I see four options forward.

  1. When injecting models, remove parents that are seeds from the depends_on list. This will NOT break the DAG, since the downstream project does not need to know about the upstream project's implementation, but viewing the docs site would fail to render the dependency.
  2. When injecting models, rewrite the unique_id for each node's dependencies, such that all upstream dependencies are "models". This will NOT break the DAG, and the downstream docs site will be preserved, but now we're introducing false information into the DAG to work around dbt-core's implementation.
  3. Submit an issue/PR to dbt-core to include an optional resource_type field in the ModelArgsNode class, allowing for true replication of complete upstream DAGs into a downstream project.
  4. Monkeypatch dbt-core to include an optional resource_type field in the ModelArgsNode class, allowing for true replication of complete upstream DAGs into a downstream project.

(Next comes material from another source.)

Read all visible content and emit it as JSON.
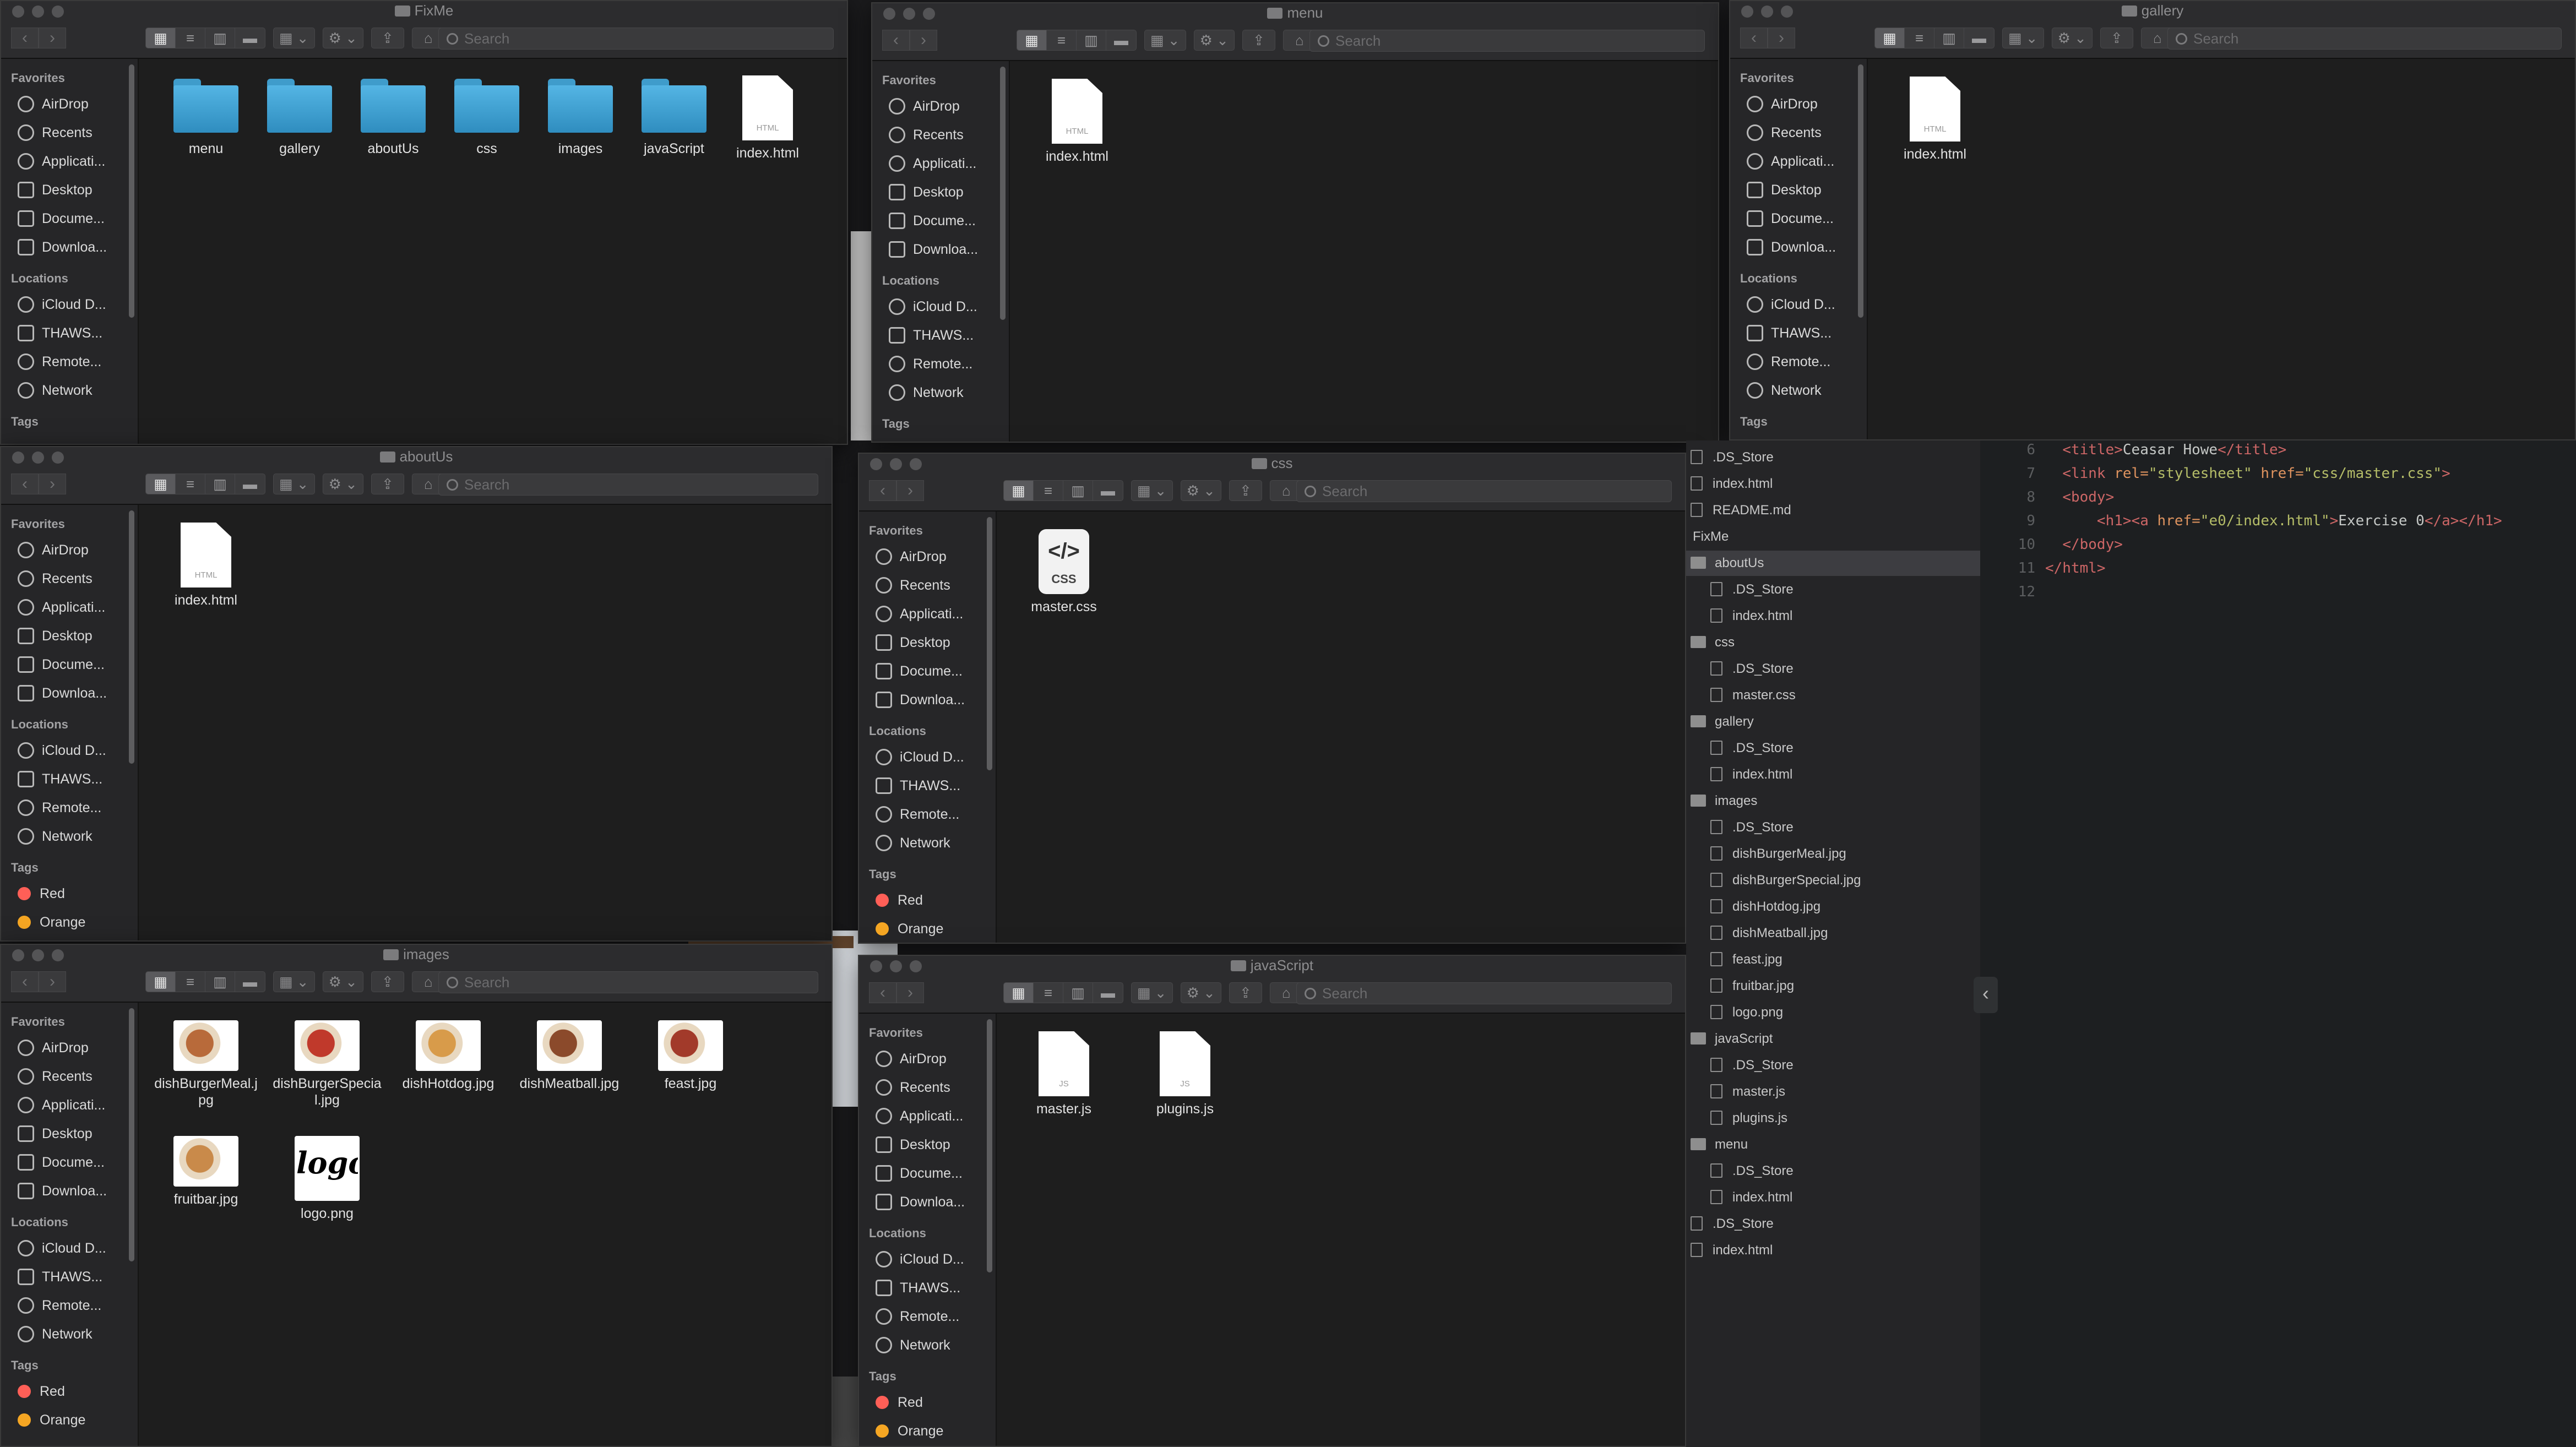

At this point in time, I'm leaning towards option one -- strategically, downstream projects really shouldn't know or care about nodes upstream of the nodes being used. More so if the nodes are protected or private to a given project. This throws a wrench in for people using dbt docs for cross-project documentation, which isn't great. On the other hand, it keeps dbt-loom compatible with dbt Cloud's cross-project lineage functionality, which is ideal.

My fallback approach would be option two -- We're already benefiting from some unique_id rewriting (as seen in the example), so perhaps this is an opportunity to have a better experience than that offered by dbt Cloud 🤷🏻

@theodotdot do you have any preferences for the path forward?

theodotdot commented 4 months ago

Wow that is great, thanks for finding the actual issue here!

I agree with your point regarding option 1: downstream projects shouldn't need to know and while it would be great to have the docs, I can say that it wouldn't be a deal breaker.

From a usage/strategy point of view, I think that keeping dbt-loom and the dbt cloud offering compatible is good for the plugin as it enables users to switch easily but I also feel like there is usually a good reason to not use dbt cloud so I can mostly see the switch being from cloud to core (and loom) vs the opposite.

I wouldn't mind dbt-loom being even better than the dbt cloud alternative considering I know that my team and I won't be moving to Cloud (probably) ever.

Option 3 would be nice as it's probably a net positive to dbt to have that addition distinction and would be the "cleaner" and more comprehensive way of going about solving the issue.

--> I honestly feel like option 1 is the simplest to implement and for my use cases slightly broken docs doesn't matter but if you're a perfectionist I can also understand the other options, you know better and this is your project, I am just happy I will get to use dbt-loom and multi-project :smile:

nicholasyager commented 4 months ago

Thanks for the insight! I'm going to go ahead with Option 1, removing non-model dependencies from each Node's depends_on list. This will resolve the immediate issue.

theodotdot commented 4 months ago

Thanks again for the fix on this, I will test this on my production project once 0.5.3 is out!

EDIT: Tested it and it works flawlessly now, thanks!!!